On the Joint Interaction of Models, Data, and Features
This work provides incremental theoretical insights into feature learning for the machine learning community, addressing a fundamental gap in understanding model-data interactions.
The paper tackles the problem of understanding feature learning in deep learning by introducing an interaction tensor for empirical analysis, leading to a conceptual framework that explains phenomena like the Generalization Disagreement Equality and identifies data distributions that break it.

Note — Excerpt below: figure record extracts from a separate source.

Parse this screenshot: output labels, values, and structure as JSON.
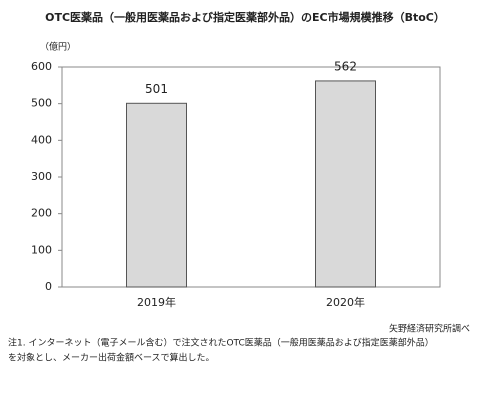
{
  "chart_data": {
    "type": "bar",
    "title": "OTC医薬品（一般用医薬品および指定医薬部外品）のEC市場規模推移（BtoC）",
    "y_unit": "（億円）",
    "categories": [
      "2019年",
      "2020年"
    ],
    "values": [
      501,
      562
    ],
    "color": "#d9d9d9",
    "ylim": [
      0,
      600
    ],
    "yticks": [
      0,
      100,
      200,
      300,
      400,
      500,
      600
    ],
    "grid": false,
    "source": "矢野経済研究所調べ",
    "notes": [
      "注1. インターネット（電子メール含む）で注文されたOTC医薬品（一般用医薬品および指定医薬部外品）",
      "を対象とし、メーカー出荷金額ベースで算出した。"
    ]
  }
}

Learning features from data is one of the defining characteristics of deep learning, but our theoretical understanding of the role features play in deep learning is still rudimentary. To address this gap, we introduce a new tool, the interaction tensor, for empirically analyzing the interaction between data and model through features. With the interaction tensor, we make several key observations about how features are distributed in data and how models with different random seeds learn different features. Based on these observations, we propose a conceptual framework for feature learning. Under this framework, the expected accuracy for a single hypothesis and agreement for a pair of hypotheses can both be derived in closed-form. We demonstrate that the proposed framework can explain empirically observed phenomena, including the recently discovered Generalization Disagreement Equality (GDE) that allows for estimating the generalization error with only unlabeled data. Further, our theory also provides explicit construction of natural data distributions that break the GDE. Thus, we believe this work provides valuable new insight into our understanding of feature learning.